Key provisions of the Act include the following:
• As of 12/13/07, part 121, § 121.383(c), specifying age 60, ceases to be effective.
• A pilot age 60+ acting as pilot in command (PIC) in international operations must be paired with a pilot under age 60 (consistent with the current ICAO requirement).
• In domestic operations both pilots may be age 60+.
• It permits the continued employment of a pilot who reaches age 60 on or after 12/13/07.
• It permits the employment as a new-hire a pilot who reached age 60 before 12/13/07.
• A pilot age 60+ will not be subjected to different, greater, or more frequent medical exams.
• Any pilot age 60+ must hold a first-class medical certificate, renewable on a 6-month cycle.
• Any air carrier employing pilots age 60+ must adjust its training program to ensure such pilots’ skill and judgment continue at acceptable levels.
• Any pilot age 60+ must undergo a line check at 6-month intervals.
• For a pilot age 60+ acting as second in command (SIC), a regularly scheduled simulator evaluation may substitute for a required line check.
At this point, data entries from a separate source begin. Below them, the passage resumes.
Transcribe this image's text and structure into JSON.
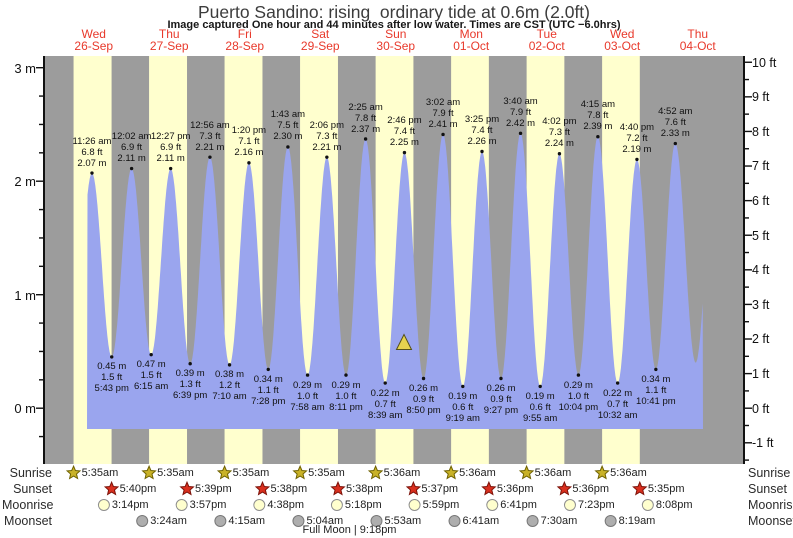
{
  "title": "Puerto Sandino: rising  ordinary tide at 0.6m (2.0ft)",
  "subtitle": "Image captured One hour and 44 minutes after low water. Times are CST (UTC −6.0hrs)",
  "legend": {
    "sunrise_label": "Sunrise",
    "sunset_label": "Sunset",
    "moonrise_label": "Moonrise",
    "moonset_label": "Moonset",
    "full_moon_label": "Full Moon | 9:18pm"
  },
  "colors": {
    "night_band": "#9c9c9c",
    "day_band": "#ffffce",
    "tide_fill": "#9aa5ee",
    "date_red": "#e8392b",
    "sunrise_star": "#c9b227",
    "sunset_star": "#d92f1e",
    "moonrise_fill": "#ffffce",
    "moonset_fill": "#aeaeae",
    "marker_yellow": "#e6d34f"
  },
  "chart_data": {
    "type": "area",
    "title": "Puerto Sandino: rising  ordinary tide at 0.6m (2.0ft)",
    "y_axis_left_ticks": [
      {
        "label": "3 m",
        "value": 3
      },
      {
        "label": "2 m",
        "value": 2
      },
      {
        "label": "1 m",
        "value": 1
      },
      {
        "label": "0 m",
        "value": 0
      }
    ],
    "y_axis_right_ticks": [
      {
        "label": "10 ft",
        "value": 10
      },
      {
        "label": "9 ft",
        "value": 9
      },
      {
        "label": "8 ft",
        "value": 8
      },
      {
        "label": "7 ft",
        "value": 7
      },
      {
        "label": "6 ft",
        "value": 6
      },
      {
        "label": "5 ft",
        "value": 5
      },
      {
        "label": "4 ft",
        "value": 4
      },
      {
        "label": "3 ft",
        "value": 3
      },
      {
        "label": "2 ft",
        "value": 2
      },
      {
        "label": "1 ft",
        "value": 1
      },
      {
        "label": "0 ft",
        "value": 0
      },
      {
        "label": "-1 ft",
        "value": -1
      }
    ],
    "days": [
      {
        "name": "Wed",
        "date": "26-Sep"
      },
      {
        "name": "Thu",
        "date": "27-Sep"
      },
      {
        "name": "Fri",
        "date": "28-Sep"
      },
      {
        "name": "Sat",
        "date": "29-Sep"
      },
      {
        "name": "Sun",
        "date": "30-Sep"
      },
      {
        "name": "Mon",
        "date": "01-Oct"
      },
      {
        "name": "Tue",
        "date": "02-Oct"
      },
      {
        "name": "Wed",
        "date": "03-Oct"
      },
      {
        "name": "Thu",
        "date": "04-Oct"
      }
    ],
    "tide_events": [
      {
        "type": "high",
        "day": 0,
        "time": "11:26 am",
        "ft": "6.8 ft",
        "m": "2.07 m"
      },
      {
        "type": "low",
        "day": 0,
        "time": "5:43 pm",
        "ft": "1.5 ft",
        "m": "0.45 m"
      },
      {
        "type": "high",
        "day": 1,
        "time": "12:02 am",
        "ft": "6.9 ft",
        "m": "2.11 m"
      },
      {
        "type": "low",
        "day": 1,
        "time": "6:15 am",
        "ft": "1.5 ft",
        "m": "0.47 m"
      },
      {
        "type": "high",
        "day": 1,
        "time": "12:27 pm",
        "ft": "6.9 ft",
        "m": "2.11 m"
      },
      {
        "type": "low",
        "day": 1,
        "time": "6:39 pm",
        "ft": "1.3 ft",
        "m": "0.39 m"
      },
      {
        "type": "high",
        "day": 2,
        "time": "12:56 am",
        "ft": "7.3 ft",
        "m": "2.21 m"
      },
      {
        "type": "low",
        "day": 2,
        "time": "7:10 am",
        "ft": "1.2 ft",
        "m": "0.38 m"
      },
      {
        "type": "high",
        "day": 2,
        "time": "1:20 pm",
        "ft": "7.1 ft",
        "m": "2.16 m"
      },
      {
        "type": "low",
        "day": 2,
        "time": "7:28 pm",
        "ft": "1.1 ft",
        "m": "0.34 m"
      },
      {
        "type": "high",
        "day": 3,
        "time": "1:43 am",
        "ft": "7.5 ft",
        "m": "2.30 m"
      },
      {
        "type": "low",
        "day": 3,
        "time": "7:58 am",
        "ft": "1.0 ft",
        "m": "0.29 m"
      },
      {
        "type": "high",
        "day": 3,
        "time": "2:06 pm",
        "ft": "7.3 ft",
        "m": "2.21 m"
      },
      {
        "type": "low",
        "day": 3,
        "time": "8:11 pm",
        "ft": "1.0 ft",
        "m": "0.29 m"
      },
      {
        "type": "high",
        "day": 4,
        "time": "2:25 am",
        "ft": "7.8 ft",
        "m": "2.37 m"
      },
      {
        "type": "low",
        "day": 4,
        "time": "8:39 am",
        "ft": "0.7 ft",
        "m": "0.22 m"
      },
      {
        "type": "high",
        "day": 4,
        "time": "2:46 pm",
        "ft": "7.4 ft",
        "m": "2.25 m"
      },
      {
        "type": "low",
        "day": 4,
        "time": "8:50 pm",
        "ft": "0.9 ft",
        "m": "0.26 m"
      },
      {
        "type": "high",
        "day": 5,
        "time": "3:02 am",
        "ft": "7.9 ft",
        "m": "2.41 m"
      },
      {
        "type": "low",
        "day": 5,
        "time": "9:19 am",
        "ft": "0.6 ft",
        "m": "0.19 m"
      },
      {
        "type": "high",
        "day": 5,
        "time": "3:25 pm",
        "ft": "7.4 ft",
        "m": "2.26 m"
      },
      {
        "type": "low",
        "day": 5,
        "time": "9:27 pm",
        "ft": "0.9 ft",
        "m": "0.26 m"
      },
      {
        "type": "high",
        "day": 6,
        "time": "3:40 am",
        "ft": "7.9 ft",
        "m": "2.42 m"
      },
      {
        "type": "low",
        "day": 6,
        "time": "9:55 am",
        "ft": "0.6 ft",
        "m": "0.19 m"
      },
      {
        "type": "high",
        "day": 6,
        "time": "4:02 pm",
        "ft": "7.3 ft",
        "m": "2.24 m"
      },
      {
        "type": "low",
        "day": 6,
        "time": "10:04 pm",
        "ft": "1.0 ft",
        "m": "0.29 m"
      },
      {
        "type": "high",
        "day": 7,
        "time": "4:15 am",
        "ft": "7.8 ft",
        "m": "2.39 m"
      },
      {
        "type": "low",
        "day": 7,
        "time": "10:32 am",
        "ft": "0.7 ft",
        "m": "0.22 m"
      },
      {
        "type": "high",
        "day": 7,
        "time": "4:40 pm",
        "ft": "7.2 ft",
        "m": "2.19 m"
      },
      {
        "type": "low",
        "day": 7,
        "time": "10:41 pm",
        "ft": "1.1 ft",
        "m": "0.34 m"
      },
      {
        "type": "high",
        "day": 8,
        "time": "4:52 am",
        "ft": "7.6 ft",
        "m": "2.33 m"
      }
    ],
    "sun_moon": {
      "sunrise": [
        {
          "day": 0,
          "time": "5:35am"
        },
        {
          "day": 1,
          "time": "5:35am"
        },
        {
          "day": 2,
          "time": "5:35am"
        },
        {
          "day": 3,
          "time": "5:35am"
        },
        {
          "day": 4,
          "time": "5:36am"
        },
        {
          "day": 5,
          "time": "5:36am"
        },
        {
          "day": 6,
          "time": "5:36am"
        },
        {
          "day": 7,
          "time": "5:36am"
        }
      ],
      "sunset": [
        {
          "day": 0,
          "time": "5:40pm"
        },
        {
          "day": 1,
          "time": "5:39pm"
        },
        {
          "day": 2,
          "time": "5:38pm"
        },
        {
          "day": 3,
          "time": "5:38pm"
        },
        {
          "day": 4,
          "time": "5:37pm"
        },
        {
          "day": 5,
          "time": "5:36pm"
        },
        {
          "day": 6,
          "time": "5:36pm"
        },
        {
          "day": 7,
          "time": "5:35pm"
        }
      ],
      "moonrise": [
        {
          "day": 0,
          "time": "3:14pm"
        },
        {
          "day": 1,
          "time": "3:57pm"
        },
        {
          "day": 2,
          "time": "4:38pm"
        },
        {
          "day": 3,
          "time": "5:18pm"
        },
        {
          "day": 4,
          "time": "5:59pm"
        },
        {
          "day": 5,
          "time": "6:41pm"
        },
        {
          "day": 6,
          "time": "7:23pm"
        },
        {
          "day": 7,
          "time": "8:08pm"
        }
      ],
      "moonset": [
        {
          "day": 1,
          "time": "3:24am"
        },
        {
          "day": 2,
          "time": "4:15am"
        },
        {
          "day": 3,
          "time": "5:04am"
        },
        {
          "day": 4,
          "time": "5:53am"
        },
        {
          "day": 5,
          "time": "6:41am"
        },
        {
          "day": 6,
          "time": "7:30am"
        },
        {
          "day": 7,
          "time": "8:19am"
        }
      ],
      "full_moon": {
        "day": 3,
        "time": "9:18pm"
      }
    }
  }
}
Over 60 pilots get more checkrides and may be slower on the uptake. Those FOs senior enough will bid away from them. Over time, the over sixty guys are flying with more and more junior pilots. Makes sense that between the age and more junior FOs they fly with, having a check airman on board may be more problematic than typical.
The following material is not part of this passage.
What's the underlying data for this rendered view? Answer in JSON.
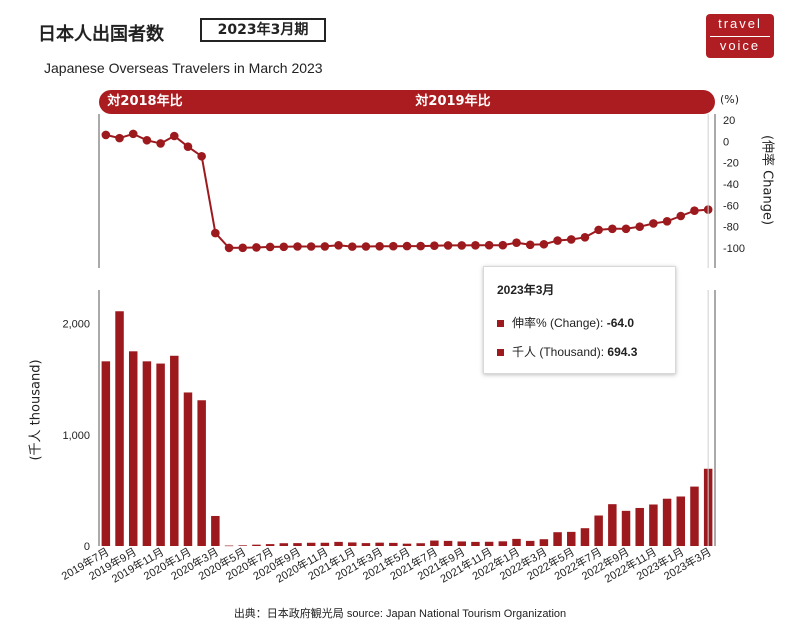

I can tell you at one carrier, some of these over 60 were getting line checks every 4 to 5 months. They carrier didn't want to miss the six month check due to scheduling issues, so they have an "early month" that sometimes even went a month earlier than that. The "six month" requirement was interpreted as you can't go six months without a check. It established a "drop dead" date. So if you get a check at the 5-month point, you have to get another one 6 months later or, if in the "early month," just five months later. That's two in 10 months. If you get an occasional even earlier, you could have two in 8 months, maybe three in 12 months.
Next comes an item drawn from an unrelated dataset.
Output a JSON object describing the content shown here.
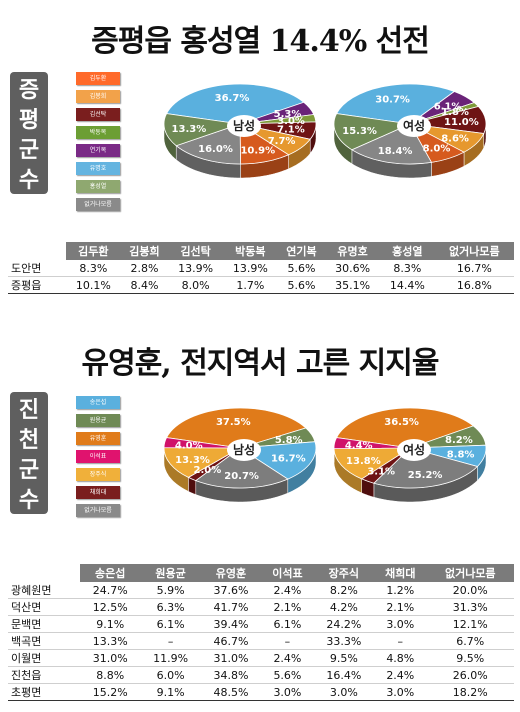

Over age-60 busts could just be a matter of the increased number checkrides rather than them them doing worse than under 60 pilots. For example, if out of every 100 checkrides there is a bust, a group of over 60 pilots will reach 100 checkrides sooner than a group of under 60 pilots because they're taking checkrides at double the rate. They may be failing more, but it is because they are exposed to an eval at twice the rate.